Brain Damaged Kitten Finds Friends
A tiny black domestic short hair kitten was left in a box on the animal hospital doorstep.
Apparently, he had been hit in the head by a car. His little skull looked half caved in on one side and he was only semi-conscious and twisted into a little neurological ball of kitty misery.
I treated him for infection, pain, and starvation. Throughout the first day, he had about ten small seizures. Not surprising, considering his brain injuries. Yet not hopeless, because kittens and brains are more resilient than most people imagine. Still, the head trauma looked massive.
We nursed him at the hospital, and tried many different anti-seizure medications. We named him Billie.
With no medication, Billie experienced about 100 small seizures a day. He would not drink water (and still never has), and needed to be hand fed 1 morsel of canned kitten food at a time (eats on his own now). He couldn’t walk a straight line and he needed to run a crooked little jig before he would be able to have a bowel movement ( still needs a running start to get the ‘ol bowels goin’.) Yet everyone grew so attached to Billie, all we could think was how to find the right medication so he could become normal.
As the months passed, and he grew into a young cat man, it became obvious Billie would never be normal. We found a seizure medication for people that kept the seizures down to about one every other day, but his eyes still looked a little dull on the medication.
Billie never learned to be touched. If he walked by a person, and they reached down to pet his back, for example, he would automatically twist around and bite them. He was impossible to hold for medical care without sedation. Billie was never mean, bit he wasn’t safe to handle, either.
I started wondering if he enjoyed life, or if he had any understanding of pleasure or being cared for in any way close to what other cats may experience. I grew doubtful, second-guessing whether Billie had a life worth living.
One of my nurses was convinced Billie’s life was worthwhile, and here’s how she proved it.
She took Billie to her house. He had access to one room in the beginning. Three other cats lived in that part of the house. At first, Billie fought with them, or shied away from them and would sit alone all day and all night.
One day, Kisses (yesterday’s bossy Yorkie miracle pup) busted into the cat room, ran right up to Billie, and started licking him all over! Billie allowed Kisses to lick him. He did not move. He maybe looked a little bit like he enjoyed the tongue bath.
Then Sammy, an 11-year-old red tabby cat found the forbidden room. Their mom found Kisses and Sammy sandwiching Billie on the sofa. Billie was calm and still. They lay like that for hours.

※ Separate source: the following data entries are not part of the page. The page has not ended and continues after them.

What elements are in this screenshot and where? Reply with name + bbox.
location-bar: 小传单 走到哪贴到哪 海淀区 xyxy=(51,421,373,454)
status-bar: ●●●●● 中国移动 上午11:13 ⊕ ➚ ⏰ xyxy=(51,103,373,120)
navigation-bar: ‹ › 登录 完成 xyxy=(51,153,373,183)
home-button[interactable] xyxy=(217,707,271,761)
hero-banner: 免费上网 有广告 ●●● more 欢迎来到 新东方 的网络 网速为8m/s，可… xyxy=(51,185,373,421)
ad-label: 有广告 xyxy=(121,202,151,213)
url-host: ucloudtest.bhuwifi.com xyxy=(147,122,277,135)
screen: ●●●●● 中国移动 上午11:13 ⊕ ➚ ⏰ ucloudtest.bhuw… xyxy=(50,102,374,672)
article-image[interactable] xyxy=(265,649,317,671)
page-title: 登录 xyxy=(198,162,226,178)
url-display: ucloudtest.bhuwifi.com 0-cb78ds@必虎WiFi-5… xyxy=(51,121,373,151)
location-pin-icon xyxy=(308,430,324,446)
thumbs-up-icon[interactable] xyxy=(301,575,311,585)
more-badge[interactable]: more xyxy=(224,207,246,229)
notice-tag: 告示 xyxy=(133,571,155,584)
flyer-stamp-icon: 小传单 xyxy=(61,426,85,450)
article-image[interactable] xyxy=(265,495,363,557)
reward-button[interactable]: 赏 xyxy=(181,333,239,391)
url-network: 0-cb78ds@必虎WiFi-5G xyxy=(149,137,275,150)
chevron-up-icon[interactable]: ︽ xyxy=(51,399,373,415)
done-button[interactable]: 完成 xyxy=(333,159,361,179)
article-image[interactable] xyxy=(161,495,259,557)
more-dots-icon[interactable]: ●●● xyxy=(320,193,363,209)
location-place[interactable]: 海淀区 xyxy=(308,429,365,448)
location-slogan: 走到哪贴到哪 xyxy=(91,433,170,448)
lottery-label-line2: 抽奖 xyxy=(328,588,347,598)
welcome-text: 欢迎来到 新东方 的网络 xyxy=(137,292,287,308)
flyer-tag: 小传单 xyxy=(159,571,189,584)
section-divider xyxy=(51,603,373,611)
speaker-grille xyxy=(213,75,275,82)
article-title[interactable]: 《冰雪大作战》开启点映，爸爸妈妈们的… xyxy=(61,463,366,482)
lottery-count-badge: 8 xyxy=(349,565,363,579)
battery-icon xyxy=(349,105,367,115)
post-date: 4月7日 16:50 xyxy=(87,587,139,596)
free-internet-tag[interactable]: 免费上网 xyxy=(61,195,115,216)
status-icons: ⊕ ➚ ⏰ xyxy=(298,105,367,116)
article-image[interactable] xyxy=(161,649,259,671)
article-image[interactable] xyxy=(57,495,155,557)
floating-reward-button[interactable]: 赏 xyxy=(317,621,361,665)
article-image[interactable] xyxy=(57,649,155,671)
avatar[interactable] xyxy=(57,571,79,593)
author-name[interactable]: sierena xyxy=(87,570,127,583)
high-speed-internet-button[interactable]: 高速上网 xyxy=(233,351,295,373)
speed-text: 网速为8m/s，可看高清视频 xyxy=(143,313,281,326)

Day after day, Kisses and Sammy would go into the cat room and sit touching Billie on either side. Until one day, Kisses came running into the kitchen.
“Bark, bark, BARK!” His mom knew something must be wrong, bit what? A few minutes layer, she heard the distinctive sounds of a flopping, seizing cat on the sofa, knocking decorative pillows to the floor.
A couple of nights later, Kisses barked at 2 am. Another seizure!
The seizures almost never happen now, because Kisses barks a few minutes before a seizure is due to start, and then his mom gives Billie some of his seizure-control medicine. If she can get it into him before he starts, the seizure is averted.
Who knew Billie would develop friendships and have a somewhat normal cat social life? I would not have bet on it, but life certainly works in mysterious ways!